Britain’s GCHQ at Cheltenham worked with America on spying (photo:dpa)
PRISM is a form of covert surveillance developed by America’s National Security Agency and used to spy on the British public by its security services, write Sam Khan-McIntyre and Mel Kelly.
It is claimed that Britain’s data-gathering centre, GCHQ in Cheltenham, Gloucestershire, has been intercepting British data using the PRISM programme and sending it through the United States in order to bypass UK laws.
The surveillance was carried out secretly until American computer specialist and former CIA employee Edward Snowden blew the whistle in May 2013 about America’s spying missions on other countries. His revelations are considered the most significant leaks in US history.
The big debate was whether this was legal, but the real issue is whether the spying is right. It seems, by slapping on a label of legality, the British government thinks it can get away with increasing amounts of wrongdoing.
UK national newspaper the Daily Mail reported in July 2013 that ‘Parliament’s spy watchdog called for an investigation into Britain’s laws on intelligence eavesdropping ….as it cleared GCHQ of flouting the existing rules. But the committee raised questions about whether the rules governing intercepts are fit for purpose and whether there is a need for new laws’.
Millions of dollars of taxpayers’ money is being used to spy on the public, without its consent or knowledge, according to another UK newspaper the Guardian in August 2013. The spying involved surveillance of internet traffic on companies, including Google, Yahoo, Microsoft and Facebook.

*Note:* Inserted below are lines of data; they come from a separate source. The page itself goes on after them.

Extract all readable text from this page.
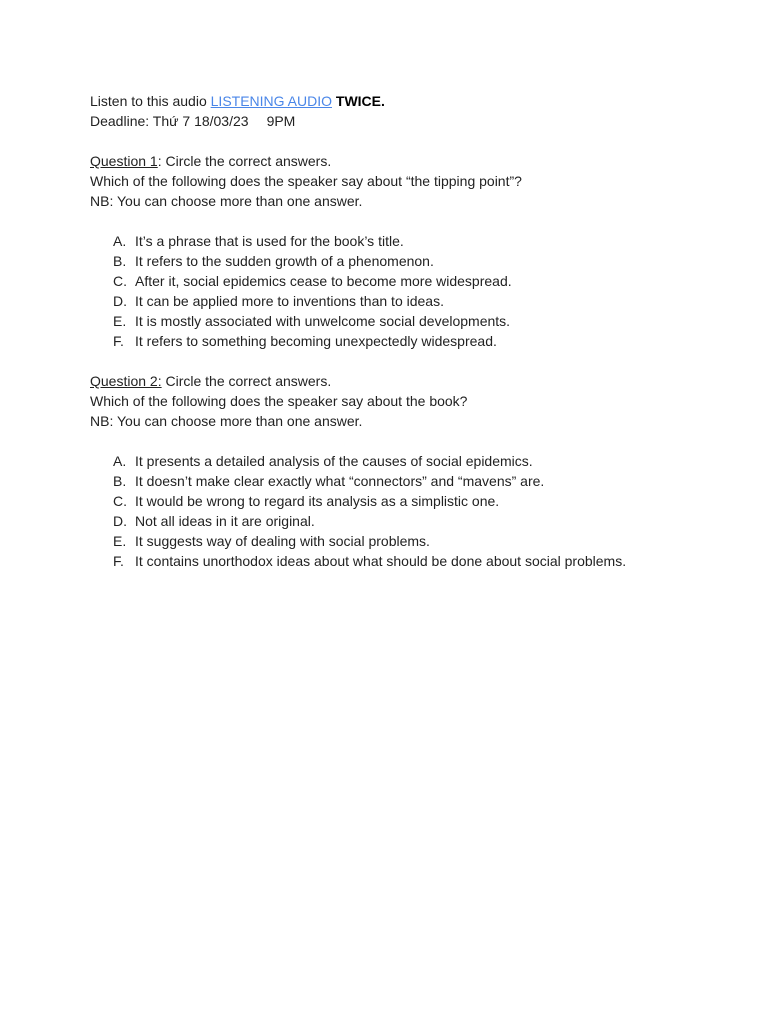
Listen to this audio LISTENING AUDIO TWICE.
Deadline: Thứ 7 18/03/23 9PM
Question 1: Circle the correct answers.
Which of the following does the speaker say about “the tipping point”?
NB: You can choose more than one answer.
A. It’s a phrase that is used for the book’s title.
B. It refers to the sudden growth of a phenomenon.
C. After it, social epidemics cease to become more widespread.
D. It can be applied more to inventions than to ideas.
E. It is mostly associated with unwelcome social developments.
F. It refers to something becoming unexpectedly widespread.
Question 2: Circle the correct answers.
Which of the following does the speaker say about the book?
NB: You can choose more than one answer.
A. It presents a detailed analysis of the causes of social epidemics.
B. It doesn’t make clear exactly what “connectors” and “mavens” are.
C. It would be wrong to regard its analysis as a simplistic one.
D. Not all ideas in it are original.
E. It suggests way of dealing with social problems.
F. It contains unorthodox ideas about what should be done about social problems.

The spying was carried out for anti-terrorist reasons, according to UK officials, and was covered by terrorist legislation. US President Barack Obama was reported by the BBC as saying that it had been useful. However, firm evidence has not been produced yet to corroborate this. Others claim terrorists would use other means to communicate.
German Chancellor Angela Merkel, who was a victim of US eavesdropping on her mobile phone, said ‘spying on friends is not acceptable’.
In this respect, if the government is allowed to spy on its people, then does this quote define them as enemies of the public?
Is that the real reason the public ‘democratically’ elect representatives, to work against them and create a two-tier system completely removed from the requirements of those they are supposed to represent.
Representatives would then be working purely for self-interest and personal gain, not far removed from dictatorship. If these spying actions are legal then why not go the whole hog and drop the pretence of the word democracy altogether because it has become synonymous with propaganda.
The authors of this article questioned how elected representatives would respond if the public spied on them.
We challenged 32 Members of the Scottish and British Parliaments to undertake the Prism experience and be scrutinised in their daily lives. They argued that if the MPs are working on our behalf they should have nothing to hide.
We asked if they were willing to be filmed for a day, interviewed on film and complete an online survey on Prism, or give written reasons for not participating.
Thirty of them failed to reply and another declined to be filmed because of the need for privacy on constituency matters.
There are numerous examples of government wrongdoing and corruption across the globe. They include British complicity in the torture of terrorist suspects held by Americans, the use of British weapons in genocide in East Timor and US soldier Bradley Manning’s imprisonment for whistle-blowing about the Iraq war.
Such government actions are legitimised by representatives of the public, but often the public is unaware of what is happening and unable to make a judgment.
While the idea of democracy is upheld in public, it seems to be sabotaged from within.